1 – Manuel Puig adoraba el cine de la época de oro de Hollywood (1935-1946) caracterizado por la primacía de los majors, las películas de género, y aquellas sofisticadas mujeres que, rápidamente, se convirtieron en grandes íconos cinematográficos, como Ginger Rogers o Katharine Hepburn. Las primeras novelas de Puig –La traición de Rita Hayworth (1968) y Boquitas pintadas (1969)– dan cuenta no solo de la influencia de estos productos de la industria hollywoodense, sino también de su correspondiente traducción literaria y geográfica y de la utilización y perversión de géneros populares como el folletín y otros clásicos, como el policial o el melodrama. Puig, en su juventud, realiza dos viajes de iniciación: el primero, de General Villegas a Buenos Aires, donde estudiará en el colegio Ward de Ramos Mejía, impulsado por su madre, quién temía que la monocromía cultural e intelectual del pueblo asfixiara la creatividad de su hijo. En 1950, a los 18 años, Puig visita General Villegas por última vez y años más tarde decide partir a Italia para estudiar cine. Ambos viajes –de General Villegas a Buenos Aires, de Buenos Aires a Europa– son centrales en la construcción de un espacio de representación, un tono y una estética. Tanto La traición... como Boquitas pintadas buscan reproducir la vida pueblerina, las costumbres y manías de sus habitantes, sus sueños y su cosificación. General Villegas se convertirá, entonces, en Coronel Vallejos.
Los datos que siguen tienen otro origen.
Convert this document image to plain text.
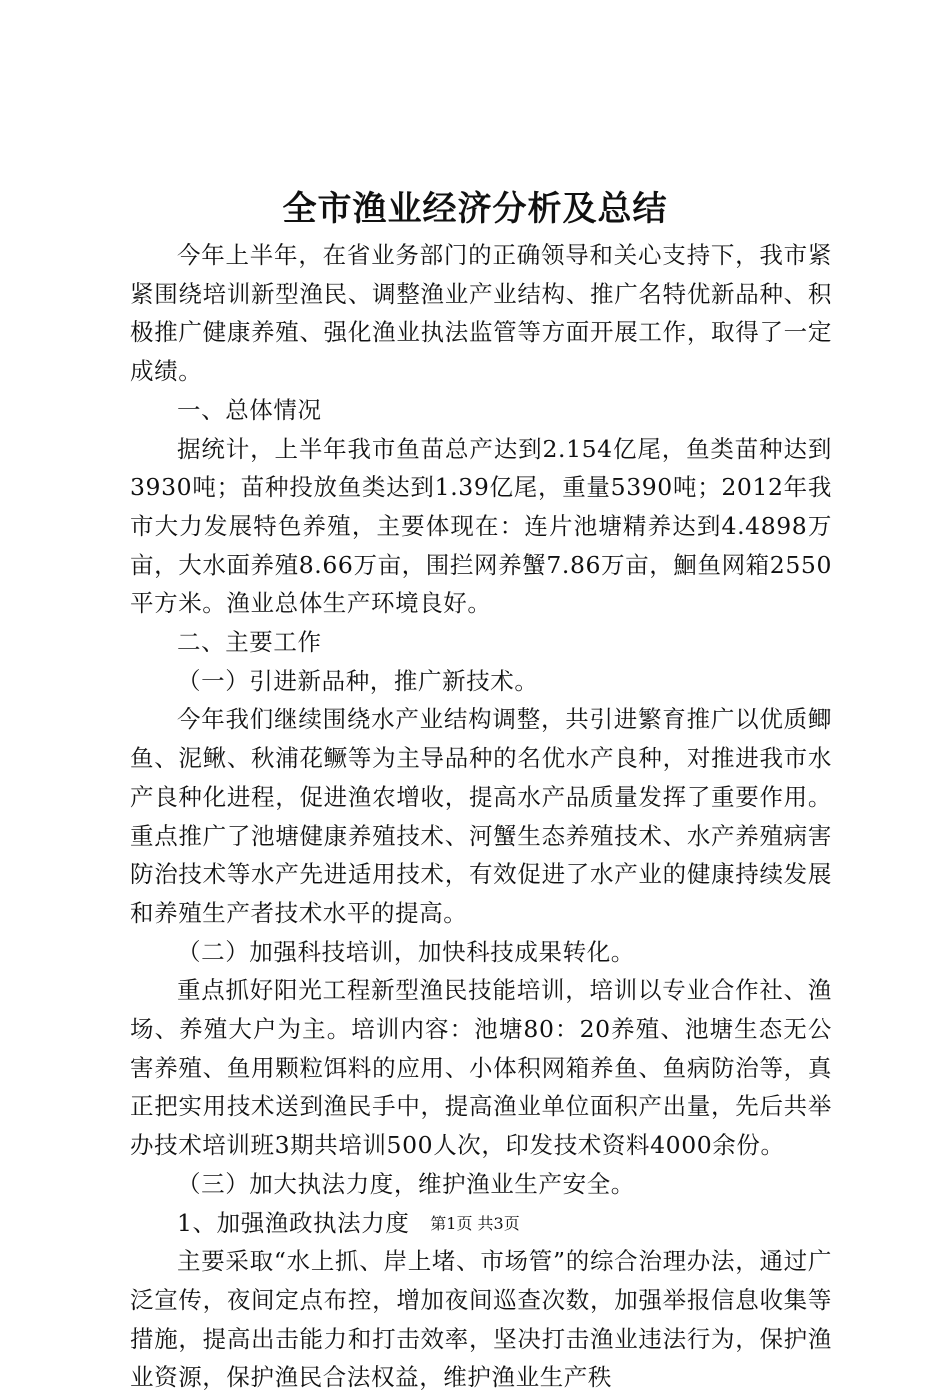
全市渔业经济分析及总结

今年上半年，在省业务部门的正确领导和关心支持下，我市紧紧围绕培训新型渔民、调整渔业产业结构、推广名特优新品种、积极推广健康养殖、强化渔业执法监管等方面开展工作，取得了一定成绩。

一、总体情况

据统计，上半年我市鱼苗总产达到2.154亿尾，鱼类苗种达到3930吨；苗种投放鱼类达到1.39亿尾，重量5390吨；2012年我市大力发展特色养殖，主要体现在：连片池塘精养达到4.4898万亩，大水面养殖8.66万亩，围拦网养蟹7.86万亩，鮰鱼网箱2550平方米。渔业总体生产环境良好。

二、主要工作

（一）引进新品种，推广新技术。

今年我们继续围绕水产业结构调整，共引进繁育推广以优质鲫鱼、泥鳅、秋浦花鳜等为主导品种的名优水产良种，对推进我市水产良种化进程，促进渔农增收，提高水产品质量发挥了重要作用。重点推广了池塘健康养殖技术、河蟹生态养殖技术、水产养殖病害防治技术等水产先进适用技术，有效促进了水产业的健康持续发展和养殖生产者技术水平的提高。

（二）加强科技培训，加快科技成果转化。

重点抓好阳光工程新型渔民技能培训，培训以专业合作社、渔场、养殖大户为主。培训内容：池塘80：20养殖、池塘生态无公害养殖、鱼用颗粒饵料的应用、小体积网箱养鱼、鱼病防治等，真正把实用技术送到渔民手中，提高渔业单位面积产出量，先后共举办技术培训班3期共培训500人次，印发技术资料4000余份。

（三）加大执法力度，维护渔业生产安全。

1、加强渔政执法力度

主要采取“水上抓、岸上堵、市场管”的综合治理办法，通过广泛宣传，夜间定点布控，增加夜间巡查次数，加强举报信息收集等措施，提高出击能力和打击效率，坚决打击渔业违法行为，保护渔业资源，保护渔民合法权益，维护渔业生产秩

第1页 共3页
2 – Todo este largo párrafo para hablar, finalmente, de Impalpable, obra inspirada en entrevistas y relatos de Manuel Puig. De creación colectiva a cargo del grupo teatral Sambuseck, Impalpable presenta una matriz dramática impulsada por dos viajes. El primero y más importante –porque determina el drama y, aunque de manera indirecta, dispone las condiciones para el segundo– es el de Blanca (Maia Orihuela), quién parte a Buenos Aires para triunfar como actriz. El segundo viaje es el de Liliana (Elisa Bressan) que abandona Rojas para ocupar el lugar que Blanca ha dejado en la pastelería del pueblo vecino, junto a Estela (Malena Schnitzer, quién completa, como en las películas de Almodóvar, un elenco íntegramente femenino). Ambas historias, la de Liliana y su secreto –el cual se va revelando, de manera lateral, a medida que avanza la obra– y el salto a la fama que anhela Blanca desde la capital, recaen en Estela, personaje inmóvil que funciona como catalizador de la dinámica narrativa y como punto de vista privilegiado de la obra. De esta manera, ambos viajes de Manuel Puig quedan representados, con sus respectivas variantes, en el derrotero de Liliana y de Blanca, recreando así una suerte de Coronel Vallejos alternativo, sin nombre, donde nada crece y es imposible escapar. Como el storyteller de un pueblo perdido que no puede contar los descubrimientos fantásticos de una tierra distante (Buenos Aires, esa ciudad enorme que no puede conocerse en apenas dos días) sencillamente porque no se ha movido de su lugar, a través de Estela se narra la historia de una despedida, sus fluctuaciones, su dinámica esperanzadora y luego destructiva, el sueño del reencuentro y la perdida. Porque partir es, a fin de cuentas, dejar cosas atrás. Y lo que abandona Blanca a la hora de perseguir su sueño, es a Estela.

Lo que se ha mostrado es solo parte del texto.